Zum anderen ging es darum, die Arbeit der kirchlichen Hilfsorganisation vor Ort zu würdigen. Es war beeindruckend zu sehen, wie sich viele Jordanier und zum Teil auch Syrer selbst ehrenamtlich um Bedürftige kümmern. Und dann war natürlich auch Ziel der Delegation, die von mehreren Journalisten begleitet wurde, hierzulande noch einmal das Bewusstsein für die Not infolge des Bürgerkrieges zu wecken und vor dem beginnenden Winter um Spenden zu werben.

Was tun die kirchlichen Hilfsorganisationen für die Flüchtlinge?

Frerichs: Caritas International auf katholischer und die Diakonie Katastrophenhilfe auf evangelischer Seite bieten unterstützt von ihren Partnern im Nahen Osten ganz unterschiedliche Hilfen.
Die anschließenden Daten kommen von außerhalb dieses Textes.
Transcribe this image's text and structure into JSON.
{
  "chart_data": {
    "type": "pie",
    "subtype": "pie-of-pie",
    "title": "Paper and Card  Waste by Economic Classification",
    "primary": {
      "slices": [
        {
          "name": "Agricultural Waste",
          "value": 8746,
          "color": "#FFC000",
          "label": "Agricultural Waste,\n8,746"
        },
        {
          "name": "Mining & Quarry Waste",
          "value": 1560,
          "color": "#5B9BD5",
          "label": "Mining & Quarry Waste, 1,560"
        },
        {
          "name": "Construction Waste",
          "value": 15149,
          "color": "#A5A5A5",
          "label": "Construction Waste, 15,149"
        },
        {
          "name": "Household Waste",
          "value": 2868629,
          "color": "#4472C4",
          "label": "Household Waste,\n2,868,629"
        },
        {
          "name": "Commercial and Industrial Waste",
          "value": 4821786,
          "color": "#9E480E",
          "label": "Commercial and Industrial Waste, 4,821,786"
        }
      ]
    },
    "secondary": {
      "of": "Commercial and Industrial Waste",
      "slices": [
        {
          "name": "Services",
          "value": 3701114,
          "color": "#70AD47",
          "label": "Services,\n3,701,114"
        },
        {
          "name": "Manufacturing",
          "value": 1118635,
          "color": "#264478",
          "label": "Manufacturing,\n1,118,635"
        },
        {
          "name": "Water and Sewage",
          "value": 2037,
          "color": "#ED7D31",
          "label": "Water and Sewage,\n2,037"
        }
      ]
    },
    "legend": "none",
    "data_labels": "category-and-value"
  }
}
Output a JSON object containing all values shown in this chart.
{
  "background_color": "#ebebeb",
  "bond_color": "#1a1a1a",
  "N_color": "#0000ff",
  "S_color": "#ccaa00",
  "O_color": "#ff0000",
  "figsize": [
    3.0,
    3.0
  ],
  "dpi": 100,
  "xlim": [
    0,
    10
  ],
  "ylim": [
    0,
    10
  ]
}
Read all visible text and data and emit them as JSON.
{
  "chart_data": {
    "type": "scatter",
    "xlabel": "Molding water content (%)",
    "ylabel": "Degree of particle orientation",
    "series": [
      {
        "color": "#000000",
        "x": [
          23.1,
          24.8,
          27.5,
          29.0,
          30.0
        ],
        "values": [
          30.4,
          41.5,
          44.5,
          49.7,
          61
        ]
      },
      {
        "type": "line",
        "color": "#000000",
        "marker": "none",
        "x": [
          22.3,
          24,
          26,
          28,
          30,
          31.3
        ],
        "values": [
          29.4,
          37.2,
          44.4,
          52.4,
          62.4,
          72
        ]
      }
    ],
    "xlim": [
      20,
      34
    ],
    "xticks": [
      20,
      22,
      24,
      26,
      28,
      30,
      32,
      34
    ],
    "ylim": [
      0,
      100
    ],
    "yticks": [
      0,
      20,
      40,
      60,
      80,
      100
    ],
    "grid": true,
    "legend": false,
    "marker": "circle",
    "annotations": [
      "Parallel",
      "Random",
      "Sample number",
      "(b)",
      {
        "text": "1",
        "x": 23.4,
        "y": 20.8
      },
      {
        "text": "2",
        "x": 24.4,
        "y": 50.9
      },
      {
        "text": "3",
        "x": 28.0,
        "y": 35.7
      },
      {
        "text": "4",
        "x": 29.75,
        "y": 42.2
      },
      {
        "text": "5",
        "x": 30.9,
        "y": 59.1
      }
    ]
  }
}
Das reicht von medizinischer Betreuung und der Ausgabe von Nahrungsmitteln, Matratzen und Kleidung bis hin zu speziellen Angeboten für Kinder und Frauen, die oftmals allein mit ihren Söhnen und Töchtern nach Jordanien geflohen sind. Viele Väter sind im Krieg ums Leben gekommen oder kämpfen weiter in ihrer Heimat, nachdem sie ihre Familienangehörigen über die Grenze in ein Nachbarland gebracht haben.

"Man konnte in den Gesichtern der Syrer lesen, wie gut ihnen der Besuch erscheint"

Was bekamen die beiden deutschen Geistlichen zu sehen?

Frerichs: Wir waren zwar nur zwei Tage in Jordanien unterwegs, dennoch war das Programm äußerst vielfältig. Im Mittelpunkt stand dabei die Begegnung mit den Menschen. Und es war beeindruckend zu erleben, wie Schneider und Trelle auf die Syrer zugegangen sind und diese sich auch schnell geöffnet haben.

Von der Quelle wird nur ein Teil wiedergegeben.